Personal details
- Born: 16 August 1902 Radymno, Galicia
- Died: 7 November 1971 (aged 69) Warsaw, Poland
- Party: Polish United Workers' Party (1948-1971)
- Other political affiliations: Anarchist Federation of Poland (1926-1939)
- Spouse: Stefania Marek [pl]
- Occupation: Journalist

Military service
- Allegiance: Poland
- Branch/service: Polish People's Army
- Years of service: 1939-1945
- Unit: Syndicalist Brigade
- Battles/wars: World War II Siege of Warsaw; Warsaw Ghetto Uprising; Warsaw Uprising; Vistula–Oder offensive;

= Paweł Marek =

Paweł Lew Marek (16 August 1902, Radymno - 7 November 1971, Warsaw) was a Polish anarcho-syndicalist activist and journalist. He was co-founder of the Anarchist Federation of Poland during the Second Polish Republic, participant in the defence of Warsaw in 1939, then fought in the Warsaw Ghetto Uprising and in the subsequent Warsaw Uprising. After 1945, he worked as a trade union activist in the Polish People's Republic

==Biography==
Born in Radymno on 16 August 1902, he first went to work at the age of fourteen. In 1919, he was a co-founder of the Independent Workers' Youth Organisation, a local socialist organisation in Radymno, in which Polish, Jewish and Ukrainian workers were active. During the Kraków uprising of November 1923, he took part in the protests in Przemyśl. Fearing arrest, he moved to Stanisławów, where he first became involved in the anarcho-syndicalist movement. Soon after he moved on to Warsaw, where he worked as an artisan. In 1926, he co-founded the Anarchist Federation of Poland. In the years 1930–1931, he stayed in France, where he worked part-time and at the same time was active in the milieu of Polish anarchists. After returning to Poland until 1937, he was elected the secretary of the Anarchist Federation of Poland and became the editor of its banned newspaper Class War.

During the invasion of Poland in September 1939, he took part in the defence of Warsaw.
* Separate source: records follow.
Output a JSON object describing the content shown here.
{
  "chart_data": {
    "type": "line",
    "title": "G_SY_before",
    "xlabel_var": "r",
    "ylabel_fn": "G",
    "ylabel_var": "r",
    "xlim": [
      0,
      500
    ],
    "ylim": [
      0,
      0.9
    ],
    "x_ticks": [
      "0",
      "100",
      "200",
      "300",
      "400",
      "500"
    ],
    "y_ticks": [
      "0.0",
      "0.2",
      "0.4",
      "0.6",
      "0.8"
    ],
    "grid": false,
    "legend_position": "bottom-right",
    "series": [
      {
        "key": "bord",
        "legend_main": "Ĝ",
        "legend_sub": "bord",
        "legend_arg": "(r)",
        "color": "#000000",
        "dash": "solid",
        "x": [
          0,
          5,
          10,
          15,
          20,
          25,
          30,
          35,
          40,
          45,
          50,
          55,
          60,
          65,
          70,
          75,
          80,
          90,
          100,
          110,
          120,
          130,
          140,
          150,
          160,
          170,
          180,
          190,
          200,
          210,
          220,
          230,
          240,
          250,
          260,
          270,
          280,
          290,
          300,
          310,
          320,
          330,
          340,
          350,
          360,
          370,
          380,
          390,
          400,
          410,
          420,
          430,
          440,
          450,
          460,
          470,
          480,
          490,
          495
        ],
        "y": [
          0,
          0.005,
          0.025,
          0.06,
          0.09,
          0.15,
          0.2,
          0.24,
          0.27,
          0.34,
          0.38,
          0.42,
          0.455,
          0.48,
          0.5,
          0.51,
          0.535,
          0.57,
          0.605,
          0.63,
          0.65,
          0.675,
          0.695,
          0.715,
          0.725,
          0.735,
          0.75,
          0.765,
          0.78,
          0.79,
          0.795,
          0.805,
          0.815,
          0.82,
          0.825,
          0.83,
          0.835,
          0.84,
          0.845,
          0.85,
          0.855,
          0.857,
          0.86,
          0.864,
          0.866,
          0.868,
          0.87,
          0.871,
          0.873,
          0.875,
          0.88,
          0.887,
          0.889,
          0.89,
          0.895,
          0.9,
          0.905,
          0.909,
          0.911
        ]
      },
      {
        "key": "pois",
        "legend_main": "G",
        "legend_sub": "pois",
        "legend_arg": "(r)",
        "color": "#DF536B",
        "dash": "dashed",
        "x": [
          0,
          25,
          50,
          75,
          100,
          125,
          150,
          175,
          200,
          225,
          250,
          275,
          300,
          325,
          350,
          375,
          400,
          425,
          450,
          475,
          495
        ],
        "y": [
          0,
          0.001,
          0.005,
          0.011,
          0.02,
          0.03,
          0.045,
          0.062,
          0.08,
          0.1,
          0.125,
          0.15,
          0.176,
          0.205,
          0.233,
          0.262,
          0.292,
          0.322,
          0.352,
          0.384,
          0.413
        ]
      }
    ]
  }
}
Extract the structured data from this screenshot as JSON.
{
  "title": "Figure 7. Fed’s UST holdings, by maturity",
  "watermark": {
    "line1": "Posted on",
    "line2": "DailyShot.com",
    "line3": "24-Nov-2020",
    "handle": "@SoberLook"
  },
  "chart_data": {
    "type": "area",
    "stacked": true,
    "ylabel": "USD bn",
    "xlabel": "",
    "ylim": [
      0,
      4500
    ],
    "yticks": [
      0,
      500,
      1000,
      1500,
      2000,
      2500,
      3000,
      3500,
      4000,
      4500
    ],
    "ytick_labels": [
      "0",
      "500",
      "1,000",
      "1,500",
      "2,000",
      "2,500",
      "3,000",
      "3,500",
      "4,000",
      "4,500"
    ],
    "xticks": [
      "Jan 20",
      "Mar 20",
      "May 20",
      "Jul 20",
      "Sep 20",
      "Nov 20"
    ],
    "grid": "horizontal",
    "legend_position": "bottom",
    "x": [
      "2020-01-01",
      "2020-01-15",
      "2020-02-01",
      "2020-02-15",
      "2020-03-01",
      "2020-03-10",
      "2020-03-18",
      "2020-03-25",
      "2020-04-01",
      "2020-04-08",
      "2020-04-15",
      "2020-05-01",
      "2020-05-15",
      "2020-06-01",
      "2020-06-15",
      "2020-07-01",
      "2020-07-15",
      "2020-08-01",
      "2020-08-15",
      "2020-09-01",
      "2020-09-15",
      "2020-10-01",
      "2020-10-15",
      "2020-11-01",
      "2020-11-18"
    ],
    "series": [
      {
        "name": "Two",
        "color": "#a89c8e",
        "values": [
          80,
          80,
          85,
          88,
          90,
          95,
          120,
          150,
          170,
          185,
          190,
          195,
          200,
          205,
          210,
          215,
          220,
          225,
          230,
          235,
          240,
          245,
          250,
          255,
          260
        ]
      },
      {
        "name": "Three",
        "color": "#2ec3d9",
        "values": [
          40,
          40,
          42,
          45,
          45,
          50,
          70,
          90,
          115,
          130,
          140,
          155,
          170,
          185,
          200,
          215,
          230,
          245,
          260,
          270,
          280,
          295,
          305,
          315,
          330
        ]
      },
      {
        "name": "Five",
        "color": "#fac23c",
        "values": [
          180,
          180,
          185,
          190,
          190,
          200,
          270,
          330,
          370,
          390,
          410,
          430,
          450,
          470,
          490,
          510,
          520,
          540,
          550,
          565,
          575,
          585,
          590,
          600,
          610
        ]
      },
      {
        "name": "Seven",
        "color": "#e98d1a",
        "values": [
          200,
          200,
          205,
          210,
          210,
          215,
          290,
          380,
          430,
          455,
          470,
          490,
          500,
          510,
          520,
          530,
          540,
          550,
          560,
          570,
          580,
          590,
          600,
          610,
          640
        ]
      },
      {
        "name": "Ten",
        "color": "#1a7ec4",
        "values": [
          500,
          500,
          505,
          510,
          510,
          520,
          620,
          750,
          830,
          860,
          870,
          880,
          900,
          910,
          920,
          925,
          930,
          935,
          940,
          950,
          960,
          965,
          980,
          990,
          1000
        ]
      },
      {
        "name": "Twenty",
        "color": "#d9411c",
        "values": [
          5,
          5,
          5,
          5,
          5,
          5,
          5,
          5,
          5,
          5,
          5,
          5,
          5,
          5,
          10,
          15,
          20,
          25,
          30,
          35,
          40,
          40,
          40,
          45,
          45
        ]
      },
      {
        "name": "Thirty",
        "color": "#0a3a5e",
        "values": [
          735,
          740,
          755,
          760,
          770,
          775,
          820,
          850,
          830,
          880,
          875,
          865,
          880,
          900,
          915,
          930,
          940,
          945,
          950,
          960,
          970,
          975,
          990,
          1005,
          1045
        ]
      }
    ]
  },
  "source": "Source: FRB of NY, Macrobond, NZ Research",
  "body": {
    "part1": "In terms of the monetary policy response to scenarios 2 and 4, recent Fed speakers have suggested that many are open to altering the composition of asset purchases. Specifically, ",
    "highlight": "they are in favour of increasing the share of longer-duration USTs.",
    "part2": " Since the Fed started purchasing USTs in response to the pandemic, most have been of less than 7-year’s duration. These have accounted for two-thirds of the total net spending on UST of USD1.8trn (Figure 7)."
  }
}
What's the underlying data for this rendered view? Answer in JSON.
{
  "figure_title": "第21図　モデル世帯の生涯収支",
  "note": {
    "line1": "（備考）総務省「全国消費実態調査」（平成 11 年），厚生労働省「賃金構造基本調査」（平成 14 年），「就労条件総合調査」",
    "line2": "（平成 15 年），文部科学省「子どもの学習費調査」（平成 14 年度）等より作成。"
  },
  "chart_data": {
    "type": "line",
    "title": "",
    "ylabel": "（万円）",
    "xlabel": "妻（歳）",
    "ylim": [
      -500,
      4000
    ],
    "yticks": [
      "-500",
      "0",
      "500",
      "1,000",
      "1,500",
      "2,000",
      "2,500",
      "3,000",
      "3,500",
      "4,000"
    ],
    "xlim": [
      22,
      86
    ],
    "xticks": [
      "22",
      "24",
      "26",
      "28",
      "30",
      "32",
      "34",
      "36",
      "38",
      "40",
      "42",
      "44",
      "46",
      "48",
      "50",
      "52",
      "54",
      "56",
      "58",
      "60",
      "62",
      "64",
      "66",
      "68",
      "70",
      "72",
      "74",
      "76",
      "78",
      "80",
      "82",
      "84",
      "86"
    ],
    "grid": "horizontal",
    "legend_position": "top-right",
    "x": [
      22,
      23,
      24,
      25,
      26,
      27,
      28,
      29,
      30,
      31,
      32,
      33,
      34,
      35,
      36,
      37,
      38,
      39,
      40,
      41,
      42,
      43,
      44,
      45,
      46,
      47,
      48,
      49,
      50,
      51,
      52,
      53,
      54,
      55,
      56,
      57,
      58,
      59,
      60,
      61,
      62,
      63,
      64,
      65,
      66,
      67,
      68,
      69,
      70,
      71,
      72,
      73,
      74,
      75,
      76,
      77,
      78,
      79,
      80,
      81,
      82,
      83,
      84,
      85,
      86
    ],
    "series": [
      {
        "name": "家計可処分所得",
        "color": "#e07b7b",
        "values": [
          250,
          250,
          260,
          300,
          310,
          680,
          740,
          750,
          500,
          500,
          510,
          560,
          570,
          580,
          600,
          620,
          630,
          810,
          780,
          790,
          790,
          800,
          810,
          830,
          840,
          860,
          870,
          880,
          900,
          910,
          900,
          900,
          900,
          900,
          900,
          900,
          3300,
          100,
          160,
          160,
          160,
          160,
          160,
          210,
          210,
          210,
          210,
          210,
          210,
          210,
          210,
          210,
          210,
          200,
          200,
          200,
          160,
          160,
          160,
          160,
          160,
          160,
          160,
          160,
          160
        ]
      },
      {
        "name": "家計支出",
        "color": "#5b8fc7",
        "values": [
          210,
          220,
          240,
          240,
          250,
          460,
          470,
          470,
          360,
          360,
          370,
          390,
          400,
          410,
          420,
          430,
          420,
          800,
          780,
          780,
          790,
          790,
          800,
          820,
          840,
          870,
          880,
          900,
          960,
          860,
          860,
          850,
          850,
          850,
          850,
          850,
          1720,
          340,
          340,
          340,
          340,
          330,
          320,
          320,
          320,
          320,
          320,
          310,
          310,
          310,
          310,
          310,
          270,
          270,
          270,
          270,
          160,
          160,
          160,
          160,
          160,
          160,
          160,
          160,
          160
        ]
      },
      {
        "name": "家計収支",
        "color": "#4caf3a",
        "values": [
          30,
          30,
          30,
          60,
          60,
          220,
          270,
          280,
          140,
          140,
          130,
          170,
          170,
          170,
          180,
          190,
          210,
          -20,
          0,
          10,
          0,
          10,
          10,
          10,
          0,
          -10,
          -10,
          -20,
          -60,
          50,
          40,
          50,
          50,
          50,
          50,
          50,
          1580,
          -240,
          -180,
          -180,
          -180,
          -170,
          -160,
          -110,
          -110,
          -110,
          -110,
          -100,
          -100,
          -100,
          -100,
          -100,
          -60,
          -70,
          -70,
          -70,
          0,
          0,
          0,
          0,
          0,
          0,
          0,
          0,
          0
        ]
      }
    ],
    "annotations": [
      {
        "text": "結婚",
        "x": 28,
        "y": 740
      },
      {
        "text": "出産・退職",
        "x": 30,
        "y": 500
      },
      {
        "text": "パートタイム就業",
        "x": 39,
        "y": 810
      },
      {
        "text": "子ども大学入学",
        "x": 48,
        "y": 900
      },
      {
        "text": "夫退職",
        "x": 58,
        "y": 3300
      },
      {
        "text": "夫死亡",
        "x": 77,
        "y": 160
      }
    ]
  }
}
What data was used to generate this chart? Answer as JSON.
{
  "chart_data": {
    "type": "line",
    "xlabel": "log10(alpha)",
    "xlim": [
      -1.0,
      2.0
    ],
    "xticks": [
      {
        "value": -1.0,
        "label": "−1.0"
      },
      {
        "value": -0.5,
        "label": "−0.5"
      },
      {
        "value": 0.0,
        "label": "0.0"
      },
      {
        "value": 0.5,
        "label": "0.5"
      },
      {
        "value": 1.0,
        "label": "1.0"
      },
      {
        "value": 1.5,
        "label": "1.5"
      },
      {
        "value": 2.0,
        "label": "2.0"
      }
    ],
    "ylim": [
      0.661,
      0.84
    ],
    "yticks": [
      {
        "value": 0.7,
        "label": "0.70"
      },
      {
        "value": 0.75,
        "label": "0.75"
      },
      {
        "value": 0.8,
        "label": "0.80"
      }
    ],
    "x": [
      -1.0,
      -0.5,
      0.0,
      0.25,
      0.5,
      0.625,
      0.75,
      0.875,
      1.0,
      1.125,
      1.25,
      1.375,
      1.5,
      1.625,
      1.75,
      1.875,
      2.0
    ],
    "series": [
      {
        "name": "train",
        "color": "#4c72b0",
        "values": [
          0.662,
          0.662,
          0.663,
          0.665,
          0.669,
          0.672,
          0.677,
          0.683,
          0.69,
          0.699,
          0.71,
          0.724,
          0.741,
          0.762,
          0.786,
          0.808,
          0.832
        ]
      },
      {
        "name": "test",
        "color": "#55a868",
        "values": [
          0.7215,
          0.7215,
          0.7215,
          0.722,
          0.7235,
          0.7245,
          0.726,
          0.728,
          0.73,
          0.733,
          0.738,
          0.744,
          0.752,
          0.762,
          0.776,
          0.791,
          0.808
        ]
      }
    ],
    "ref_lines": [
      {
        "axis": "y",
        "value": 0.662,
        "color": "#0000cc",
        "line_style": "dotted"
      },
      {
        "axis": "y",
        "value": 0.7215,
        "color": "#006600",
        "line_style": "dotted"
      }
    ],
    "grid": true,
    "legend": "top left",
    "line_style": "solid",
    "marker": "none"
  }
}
In the years 1941-1942 he lived in the Warsaw Ghetto. He then stayed in the concentration camp at Falenty, from which he escaped in February 1943, becoming a co-organiser of an underground syndicalist group. During the Warsaw Uprising, he participated in the press and propaganda group of the Syndicalist Brigade in Śródmieście, where he edited an insurgent magazine entitled Syndicalist and co-founded the Syndicalist Uprising Alliance.

After the city was liberated in 1945, he started working in the District Trade Union Commission. From this position, he began to promote worker cooperatives, organising the Union Housing Cooperative and acting as the chairman of its supervisory board. He was also a member of the supervisory board of the "Word" Publishing Cooperative in Łódź. Following the constitution of the Polish People's Republic, in November 1948, he joined the Polish Workers' Party and a month later he took part in the founding congress of the Polish United Workers' Party.